Moreover, IO_uring now offers zero-copy receive (ZCRX) updates, allowing applications to reduce memory overhead and lower data movement costs. This change directly benefits high-throughput workloads such as networking servers. The subsystem also gained improved ring initialization, making IO_uring setups more predictable and efficient. Furthermore, support for getsockname() and getpeername() expands IO_uring’s networking capabilities, allowing developers to query socket information without blocking traditional system calls.
NVIDIA-Driven Enhancements to Block Layer P2P DMA
Moving to the block subsystem, Linux 6.19 introduces a significant set of improvements focused on peer-to-peer (P2P) DMA support. This work was primarily driven by NVIDIA engineer Leon Romanovsky, who addressed long-standing issues around MMIO memory handling in P2P DMA transfers involving block devices.

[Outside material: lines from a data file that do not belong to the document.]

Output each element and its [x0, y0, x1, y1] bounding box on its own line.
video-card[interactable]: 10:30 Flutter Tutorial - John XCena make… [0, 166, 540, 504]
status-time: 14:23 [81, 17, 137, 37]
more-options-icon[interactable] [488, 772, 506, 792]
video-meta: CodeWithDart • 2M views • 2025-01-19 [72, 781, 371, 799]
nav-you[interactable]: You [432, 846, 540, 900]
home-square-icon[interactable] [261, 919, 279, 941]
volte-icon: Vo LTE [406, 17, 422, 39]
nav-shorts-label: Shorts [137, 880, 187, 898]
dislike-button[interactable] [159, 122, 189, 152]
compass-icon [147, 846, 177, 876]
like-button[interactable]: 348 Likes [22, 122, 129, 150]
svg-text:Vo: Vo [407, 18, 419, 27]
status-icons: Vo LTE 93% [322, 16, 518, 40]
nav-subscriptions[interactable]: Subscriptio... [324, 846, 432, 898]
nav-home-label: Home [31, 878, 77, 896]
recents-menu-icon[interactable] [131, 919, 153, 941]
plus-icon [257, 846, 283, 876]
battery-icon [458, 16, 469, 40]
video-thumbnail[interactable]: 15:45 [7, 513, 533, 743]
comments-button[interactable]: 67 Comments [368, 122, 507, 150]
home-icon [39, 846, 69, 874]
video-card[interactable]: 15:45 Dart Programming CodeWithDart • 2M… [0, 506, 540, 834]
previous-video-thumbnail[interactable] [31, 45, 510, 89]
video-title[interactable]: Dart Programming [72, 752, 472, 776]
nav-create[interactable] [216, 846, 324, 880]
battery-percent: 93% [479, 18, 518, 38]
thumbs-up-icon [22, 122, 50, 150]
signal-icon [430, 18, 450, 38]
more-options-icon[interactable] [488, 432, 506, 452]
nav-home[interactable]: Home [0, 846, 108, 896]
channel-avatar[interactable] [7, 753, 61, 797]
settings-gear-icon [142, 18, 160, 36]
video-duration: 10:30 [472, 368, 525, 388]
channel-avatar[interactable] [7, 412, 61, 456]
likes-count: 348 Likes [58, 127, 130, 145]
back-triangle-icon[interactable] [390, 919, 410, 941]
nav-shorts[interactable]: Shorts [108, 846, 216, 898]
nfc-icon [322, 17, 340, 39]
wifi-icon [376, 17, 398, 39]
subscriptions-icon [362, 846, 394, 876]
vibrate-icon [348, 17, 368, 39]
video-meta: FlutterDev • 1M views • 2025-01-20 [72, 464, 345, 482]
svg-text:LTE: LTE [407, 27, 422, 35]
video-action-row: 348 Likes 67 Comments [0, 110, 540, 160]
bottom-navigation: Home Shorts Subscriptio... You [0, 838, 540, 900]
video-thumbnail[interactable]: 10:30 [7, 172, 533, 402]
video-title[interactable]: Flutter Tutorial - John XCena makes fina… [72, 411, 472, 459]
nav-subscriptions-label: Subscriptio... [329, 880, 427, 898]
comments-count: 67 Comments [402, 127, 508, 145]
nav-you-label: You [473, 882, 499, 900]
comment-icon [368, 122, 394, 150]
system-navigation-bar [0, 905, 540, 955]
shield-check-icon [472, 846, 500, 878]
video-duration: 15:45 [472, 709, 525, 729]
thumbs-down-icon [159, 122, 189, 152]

Previously, P2P DMA transfers routed through the host bridge were not marked correctly as MMIO memory. This caused several issues, including:
Incorrect or unnecessary CPU cache synchronization
Improper DMA mapping and unmapping operations
Missing IOMMU setup for MMIO-based memory regions
Linux 6.19 now resolves these flaws by enhancing MMIO memory recognition and improving P2P DMA mappings across both the block layer and NVMe drivers. This update is crucial for high-performance storage solutions, especially where GPUs or other accelerators interact directly with NVMe devices.
Additional Block Layer Improvements
Along with P2P DMA enhancements, the Linux 6.19 block subsystem includes several other noteworthy updates. The auto-integrity code has been improved, making integrity checking more reliable on modern storage devices. In addition, the kernel now speeds up polled I/O handling, which benefits latency-critical workloads.
The release also fixes blk-throttle issues for SSDs, ensuring more accurate I/O control. Support for caching zones, several MD (multiple device) fixes, and better use of per-CPU workqueues in Bcache contribute to overall stability and performance. Furthermore, the block tracing infrastructure now supports zoned devices, offering deeper visibility into device behavior.